SYNOPSIS: Private accounts are an end, not a means, to the ideology of Bush.
Last week the International Monetary Fund, which has no political stake in the debate over Social Security, told the prosaic truth: "the long-term financing problems of Social Security are not large" and "could be addressed through relatively small adjustments in the program's parameters."
But the Bush administration's hand-picked commission on Social Security reform — which will meet behind closed doors tomorrow, violating the spirit if not the letter of the law — wants you to believe that we must destroy the program in order to save it. To do this it must fabricate a crisis.
For example, the commission warns ominously about future financial shortfalls. It points out that in the year 2025 Social Security will pay $419 billion more in benefits than it collects in payroll taxes. It would spoil the effect to mention that this will be only 1 percent of G.D.P. A real party-pooper would point out that the provisions of the Bush tax cut — which the administration insists is easily affordable — will reduce revenue in 2025 by $700 billion.
The commission's analysis also somehow ignores the $6 trillion in surpluses that the Social Security system, which currently collects much more in payroll taxes than it pays in benefits, will run between now and 2025. Where will the money go? Of course, one interpretation of that mysterious disappearance is that the commission believes the surpluses will be used not to pay future benefits to retirees, but to cover the revenue lost because of the tax cut — a revenue loss that the I.M.F. says will be almost twice as large as the administration admits.
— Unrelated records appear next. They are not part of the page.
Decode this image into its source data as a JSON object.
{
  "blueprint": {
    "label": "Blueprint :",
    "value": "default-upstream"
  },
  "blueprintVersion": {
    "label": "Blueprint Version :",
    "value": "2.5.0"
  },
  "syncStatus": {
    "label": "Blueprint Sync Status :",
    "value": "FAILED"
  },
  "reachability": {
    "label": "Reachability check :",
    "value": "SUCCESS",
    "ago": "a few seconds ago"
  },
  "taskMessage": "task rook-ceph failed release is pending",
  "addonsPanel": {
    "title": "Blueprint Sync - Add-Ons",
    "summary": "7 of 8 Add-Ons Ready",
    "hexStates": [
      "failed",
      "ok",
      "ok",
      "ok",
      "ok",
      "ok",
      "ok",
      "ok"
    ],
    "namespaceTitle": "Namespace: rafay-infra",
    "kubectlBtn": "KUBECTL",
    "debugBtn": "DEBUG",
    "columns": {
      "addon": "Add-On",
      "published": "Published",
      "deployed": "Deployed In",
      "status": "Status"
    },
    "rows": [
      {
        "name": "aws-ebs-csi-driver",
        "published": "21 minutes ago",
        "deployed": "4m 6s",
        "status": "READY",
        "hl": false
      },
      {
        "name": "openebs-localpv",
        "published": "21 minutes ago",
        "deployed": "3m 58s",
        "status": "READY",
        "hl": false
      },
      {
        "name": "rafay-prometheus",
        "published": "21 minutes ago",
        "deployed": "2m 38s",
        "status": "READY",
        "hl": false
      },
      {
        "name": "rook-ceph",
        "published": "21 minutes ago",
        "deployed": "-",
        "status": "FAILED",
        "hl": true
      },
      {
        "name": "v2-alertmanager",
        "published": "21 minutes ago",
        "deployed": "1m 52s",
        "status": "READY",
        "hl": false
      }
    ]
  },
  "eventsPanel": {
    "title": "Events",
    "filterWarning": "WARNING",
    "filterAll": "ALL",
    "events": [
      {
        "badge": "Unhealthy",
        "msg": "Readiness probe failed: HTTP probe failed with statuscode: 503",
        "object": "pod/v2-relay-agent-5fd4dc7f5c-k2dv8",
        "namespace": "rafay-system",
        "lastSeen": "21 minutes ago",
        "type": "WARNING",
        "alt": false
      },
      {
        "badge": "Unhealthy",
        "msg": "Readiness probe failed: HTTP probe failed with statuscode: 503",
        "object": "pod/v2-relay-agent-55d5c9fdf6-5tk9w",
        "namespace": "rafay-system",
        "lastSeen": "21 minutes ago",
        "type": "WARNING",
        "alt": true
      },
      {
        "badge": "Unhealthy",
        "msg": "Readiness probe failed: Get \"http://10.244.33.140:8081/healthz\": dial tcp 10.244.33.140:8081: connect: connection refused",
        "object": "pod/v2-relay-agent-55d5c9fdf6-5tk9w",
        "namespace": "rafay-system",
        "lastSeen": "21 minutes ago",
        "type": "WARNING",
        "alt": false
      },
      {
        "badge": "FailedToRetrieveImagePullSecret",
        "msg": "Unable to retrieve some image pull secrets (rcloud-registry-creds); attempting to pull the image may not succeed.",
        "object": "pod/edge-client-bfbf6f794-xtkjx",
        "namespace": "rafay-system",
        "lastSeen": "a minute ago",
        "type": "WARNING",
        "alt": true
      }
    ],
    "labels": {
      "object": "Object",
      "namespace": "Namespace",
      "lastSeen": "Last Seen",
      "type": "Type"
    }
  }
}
It's true that the Social Security system will eventually have to change the way it invests its surpluses — but only because it will face an embarrassment of riches. At the moment, Social Security surpluses are being used to pay off federal debt, a perfectly sound way to use the money. But because federal debt to the public is only $3 trillion, Social Security will eventually have to start buying private stocks and bonds. That is, unless big deficits reappear — a project on which the Bush administration has made a good start.
The commission claims that letting Social Security buy private assets would be a disaster, that unless retirees' money is placed into private accounts it will be squandered to serve political ends. But the I.M.F. argues that "such investments could be managed in a manner that would minimize the risk of political interference." That argument rests on hard evidence. State and local government pension funds own more than $2 trillion in private-sector assets, and after some highly publicized incidents of politicization in the early 1980's the record has been extremely clean. In fact, government- run pension funds have earned the same rate of return as private funds.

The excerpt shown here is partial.